Tuesday, September 6, 2011

Richard Holmes, on the biographer's art ... not unlike the painter's

I have been reading Richard Holmes's Footsteps: Adventures of a Romantic Biographer (N.Y.: Vintage Books, 1985) and he is a splendid observer; we go into the Cévennes on the trail of Robert Louis Stevenson and into Italy with Shelley (and that is only the first half of the book). Holmes finds an aspect of the landscape that existed in Stevenson or Shelley's time and works to imagine that world; instead of photographing the outside of Shelley's rented house, he looks from the windows out to the sea... seeing Shelley's view.  Or, having waited in vain for a taxi of any sort, he walks up the path Shelley would have taken from the station at the Bagni:

"I passed through the long colonnades of chestnuts and plane trees, the leaves dropping around me, the smoke rising white and blue in the light, the sky full of leaves, beautiful and purgatorial. Shelley wrote at length in his letters about these trees, the water, the sky, the stars at night, entranced by them" (p.145).

But, as he has already warned us, this kind of tracing footsteps, turning corners, almost seeing his quarry, with something like a child's joy in the game of hide-and-seek, has its limits and its responsibilities. He discovers that the modern bridge he crossed with great glee is not the bridge Stevenson used... that bridge stands, broken, neglected, further down the road. So then he reminded himself, he tells us, that:

"You could not play-act into the past, you could not turn it into a game of make-believe .... Somehow you had to produce the living effect, while remaining true to the dead fact. The adult distance -- the critical distance, the historical distance -- had to be maintained. You stood at the end of the broken bridge and looked across carefully, objectively, into the unattainable past on the other side. You brought it alive, brought it back, by other sorts of skills and crafts and sensible magic" (p. 27).

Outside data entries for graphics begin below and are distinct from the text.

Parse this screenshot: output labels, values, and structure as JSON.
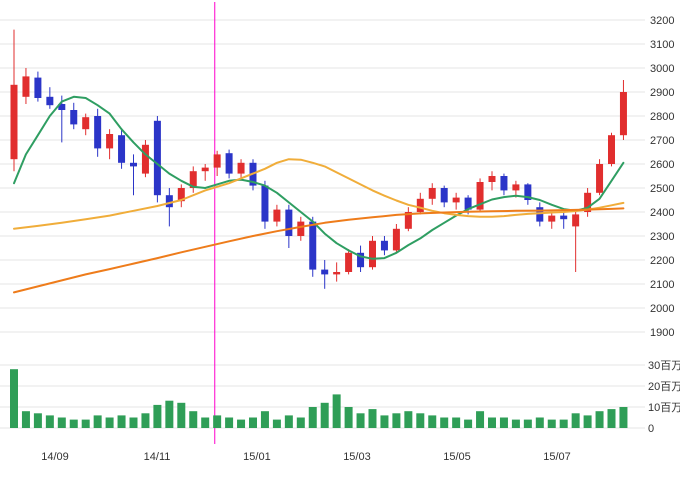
{
  "colors": {
    "background": "#ffffff",
    "grid": "#e4e4e4",
    "text": "#333333",
    "up": "#e12e2e",
    "down": "#2b35c8",
    "volume": "#2f9e57",
    "marker": "#ff00cc",
    "ma_short": "#2f9e62",
    "ma_mid": "#f0ad3a",
    "ma_long": "#ee7c1b"
  },
  "chart_data": {
    "type": "candlestick",
    "period": "weekly",
    "candle_format": [
      "open",
      "high",
      "low",
      "close",
      "volume_millions"
    ],
    "price_axis": {
      "min": 1900,
      "max": 3200,
      "step": 100,
      "labels": [
        "3200",
        "3100",
        "3000",
        "2900",
        "2800",
        "2700",
        "2600",
        "2500",
        "2400",
        "2300",
        "2200",
        "2100",
        "2000",
        "1900"
      ]
    },
    "volume_axis": {
      "unit": "百万",
      "ticks": [
        {
          "value": 30,
          "label": "30百万"
        },
        {
          "value": 20,
          "label": "20百万"
        },
        {
          "value": 10,
          "label": "10百万"
        },
        {
          "value": 0,
          "label": "0"
        }
      ]
    },
    "x_axis": {
      "labels": [
        {
          "label": "14/09",
          "i": 3.43
        },
        {
          "label": "14/11",
          "i": 11.97
        },
        {
          "label": "15/01",
          "i": 20.33
        },
        {
          "label": "15/03",
          "i": 28.7
        },
        {
          "label": "15/05",
          "i": 37.07
        },
        {
          "label": "15/07",
          "i": 45.44
        }
      ]
    },
    "marker_line": {
      "i": 16.8,
      "color": "#ff00cc"
    },
    "candles": [
      [
        2620,
        3160,
        2570,
        2930,
        28
      ],
      [
        2880,
        3000,
        2850,
        2965,
        8
      ],
      [
        2960,
        2985,
        2860,
        2875,
        7
      ],
      [
        2880,
        2920,
        2830,
        2845,
        6
      ],
      [
        2850,
        2885,
        2690,
        2825,
        5
      ],
      [
        2825,
        2855,
        2745,
        2765,
        4
      ],
      [
        2745,
        2810,
        2720,
        2795,
        4
      ],
      [
        2800,
        2830,
        2630,
        2665,
        6
      ],
      [
        2665,
        2745,
        2620,
        2725,
        5
      ],
      [
        2720,
        2750,
        2580,
        2605,
        6
      ],
      [
        2605,
        2640,
        2470,
        2590,
        5
      ],
      [
        2560,
        2700,
        2545,
        2680,
        7
      ],
      [
        2780,
        2800,
        2440,
        2470,
        11
      ],
      [
        2470,
        2500,
        2340,
        2420,
        13
      ],
      [
        2445,
        2515,
        2420,
        2500,
        12
      ],
      [
        2500,
        2590,
        2480,
        2570,
        8
      ],
      [
        2570,
        2600,
        2530,
        2585,
        5
      ],
      [
        2585,
        2655,
        2550,
        2640,
        6
      ],
      [
        2645,
        2660,
        2540,
        2560,
        5
      ],
      [
        2560,
        2620,
        2530,
        2605,
        4
      ],
      [
        2605,
        2620,
        2490,
        2510,
        5
      ],
      [
        2510,
        2530,
        2330,
        2360,
        8
      ],
      [
        2360,
        2430,
        2340,
        2410,
        4
      ],
      [
        2410,
        2430,
        2250,
        2300,
        6
      ],
      [
        2300,
        2380,
        2280,
        2360,
        5
      ],
      [
        2360,
        2380,
        2130,
        2160,
        10
      ],
      [
        2160,
        2200,
        2080,
        2140,
        12
      ],
      [
        2140,
        2190,
        2110,
        2150,
        16
      ],
      [
        2150,
        2245,
        2140,
        2230,
        10
      ],
      [
        2230,
        2260,
        2150,
        2170,
        7
      ],
      [
        2170,
        2300,
        2160,
        2280,
        9
      ],
      [
        2280,
        2300,
        2220,
        2240,
        6
      ],
      [
        2240,
        2350,
        2230,
        2330,
        7
      ],
      [
        2330,
        2420,
        2320,
        2400,
        8
      ],
      [
        2400,
        2480,
        2390,
        2455,
        7
      ],
      [
        2455,
        2520,
        2430,
        2500,
        6
      ],
      [
        2500,
        2510,
        2420,
        2440,
        5
      ],
      [
        2440,
        2480,
        2410,
        2460,
        5
      ],
      [
        2460,
        2470,
        2390,
        2410,
        4
      ],
      [
        2410,
        2540,
        2400,
        2525,
        8
      ],
      [
        2525,
        2570,
        2490,
        2550,
        5
      ],
      [
        2550,
        2560,
        2470,
        2490,
        5
      ],
      [
        2490,
        2530,
        2460,
        2515,
        4
      ],
      [
        2515,
        2520,
        2430,
        2450,
        4
      ],
      [
        2420,
        2440,
        2340,
        2360,
        5
      ],
      [
        2360,
        2400,
        2330,
        2385,
        4
      ],
      [
        2385,
        2400,
        2330,
        2370,
        4
      ],
      [
        2340,
        2400,
        2150,
        2390,
        7
      ],
      [
        2400,
        2500,
        2380,
        2480,
        6
      ],
      [
        2480,
        2620,
        2470,
        2600,
        8
      ],
      [
        2600,
        2730,
        2590,
        2720,
        9
      ],
      [
        2720,
        2950,
        2700,
        2900,
        10
      ]
    ],
    "overlays": [
      {
        "name": "ma-short-line",
        "color": "#2f9e62",
        "points": [
          [
            0,
            2520
          ],
          [
            1,
            2640
          ],
          [
            2,
            2720
          ],
          [
            3,
            2800
          ],
          [
            4,
            2860
          ],
          [
            5,
            2880
          ],
          [
            6,
            2875
          ],
          [
            7,
            2845
          ],
          [
            8,
            2810
          ],
          [
            9,
            2745
          ],
          [
            10,
            2690
          ],
          [
            11,
            2640
          ],
          [
            12,
            2600
          ],
          [
            13,
            2560
          ],
          [
            14,
            2530
          ],
          [
            15,
            2505
          ],
          [
            16,
            2500
          ],
          [
            17,
            2515
          ],
          [
            18,
            2530
          ],
          [
            19,
            2535
          ],
          [
            20,
            2525
          ],
          [
            21,
            2510
          ],
          [
            22,
            2480
          ],
          [
            23,
            2440
          ],
          [
            24,
            2400
          ],
          [
            25,
            2360
          ],
          [
            26,
            2310
          ],
          [
            27,
            2270
          ],
          [
            28,
            2240
          ],
          [
            29,
            2215
          ],
          [
            30,
            2205
          ],
          [
            31,
            2208
          ],
          [
            32,
            2230
          ],
          [
            33,
            2262
          ],
          [
            34,
            2290
          ],
          [
            35,
            2325
          ],
          [
            36,
            2355
          ],
          [
            37,
            2385
          ],
          [
            38,
            2412
          ],
          [
            39,
            2432
          ],
          [
            40,
            2452
          ],
          [
            41,
            2462
          ],
          [
            42,
            2468
          ],
          [
            43,
            2462
          ],
          [
            44,
            2450
          ],
          [
            45,
            2430
          ],
          [
            46,
            2412
          ],
          [
            47,
            2405
          ],
          [
            48,
            2418
          ],
          [
            49,
            2455
          ],
          [
            50,
            2530
          ],
          [
            51,
            2605
          ]
        ]
      },
      {
        "name": "ma-mid-line",
        "color": "#f0ad3a",
        "points": [
          [
            0,
            2330
          ],
          [
            2,
            2342
          ],
          [
            4,
            2355
          ],
          [
            6,
            2370
          ],
          [
            8,
            2385
          ],
          [
            10,
            2405
          ],
          [
            12,
            2425
          ],
          [
            14,
            2450
          ],
          [
            16,
            2490
          ],
          [
            18,
            2520
          ],
          [
            20,
            2560
          ],
          [
            21,
            2580
          ],
          [
            22,
            2605
          ],
          [
            23,
            2620
          ],
          [
            24,
            2618
          ],
          [
            25,
            2605
          ],
          [
            26,
            2590
          ],
          [
            27,
            2565
          ],
          [
            28,
            2540
          ],
          [
            29,
            2515
          ],
          [
            30,
            2490
          ],
          [
            31,
            2468
          ],
          [
            32,
            2448
          ],
          [
            33,
            2430
          ],
          [
            34,
            2418
          ],
          [
            35,
            2405
          ],
          [
            36,
            2395
          ],
          [
            37,
            2388
          ],
          [
            38,
            2383
          ],
          [
            39,
            2380
          ],
          [
            40,
            2380
          ],
          [
            41,
            2383
          ],
          [
            42,
            2388
          ],
          [
            43,
            2392
          ],
          [
            44,
            2395
          ],
          [
            45,
            2398
          ],
          [
            46,
            2400
          ],
          [
            47,
            2404
          ],
          [
            48,
            2410
          ],
          [
            49,
            2418
          ],
          [
            50,
            2428
          ],
          [
            51,
            2438
          ]
        ]
      },
      {
        "name": "ma-long-line",
        "color": "#ee7c1b",
        "points": [
          [
            0,
            2065
          ],
          [
            2,
            2090
          ],
          [
            4,
            2115
          ],
          [
            6,
            2140
          ],
          [
            8,
            2162
          ],
          [
            10,
            2185
          ],
          [
            12,
            2208
          ],
          [
            14,
            2232
          ],
          [
            16,
            2255
          ],
          [
            18,
            2278
          ],
          [
            20,
            2300
          ],
          [
            22,
            2320
          ],
          [
            24,
            2338
          ],
          [
            26,
            2355
          ],
          [
            28,
            2368
          ],
          [
            30,
            2378
          ],
          [
            32,
            2388
          ],
          [
            34,
            2394
          ],
          [
            36,
            2398
          ],
          [
            38,
            2401
          ],
          [
            40,
            2403
          ],
          [
            42,
            2405
          ],
          [
            44,
            2406
          ],
          [
            46,
            2408
          ],
          [
            48,
            2410
          ],
          [
            50,
            2413
          ],
          [
            51,
            2415
          ]
        ]
      }
    ]
  }
}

I paint many working-through-the-past landscapes; this always begins as great fun (which day? which beach?) and ends with my working to pull "the unattainable past" into a "true" version of itself in the present... And I like seeing it as "sensible magic"; that appeals to me as a description.

Here is the next version of my "Stone" painting in the "orange slices" series. This series came into being from Van Gogh's idea, (quoted in the "Every Painter Paints Himself" blog), that as we paint a bird's nest, say, we also hold in mind the outline of a cottage; this hidden second idea enriches the painting. And so I am taking this literally, and bringing to the surface two simultaneous images.  This draft of "Stone" is made of the memory of walking along the beach at Watch Hill, and, at the same time, remembering a room overlooking the sea on the Western coast, at Pacific Grove:

Sunday, September 4, 2011

Kouros, a Demoiselle and a cold....

Couch-bound with a cold, I was leafing through a year-old journal from a trip to Los Angeles and found a postcard of a Kouros from our visit to the Getty. I noted in the margins that the museum says that the authenticity of this statue is in question -- and may be for some time -- so this might date from 530 B.C. or perhaps much, much later.  But I do think that, despite its questionable age, this statue is representative, perhaps because he was created by a very careful forger, but ... certainly he is typical of his fellow young males in marble, one foot forward, upright, shoulders back, some generic muscular definition, without any distinctive facial characteristics (not an unforgettable face, for example, like the Fayyum portraits--see my entry of 5/15/11). Here is the Getty Kouros:

And, because I never forget the Demoiselles,  I think of the young woman to the far left of that painting:
The Kouros, turned sideways? The fist, the foot forward, the mask-like face, the strong shoulder?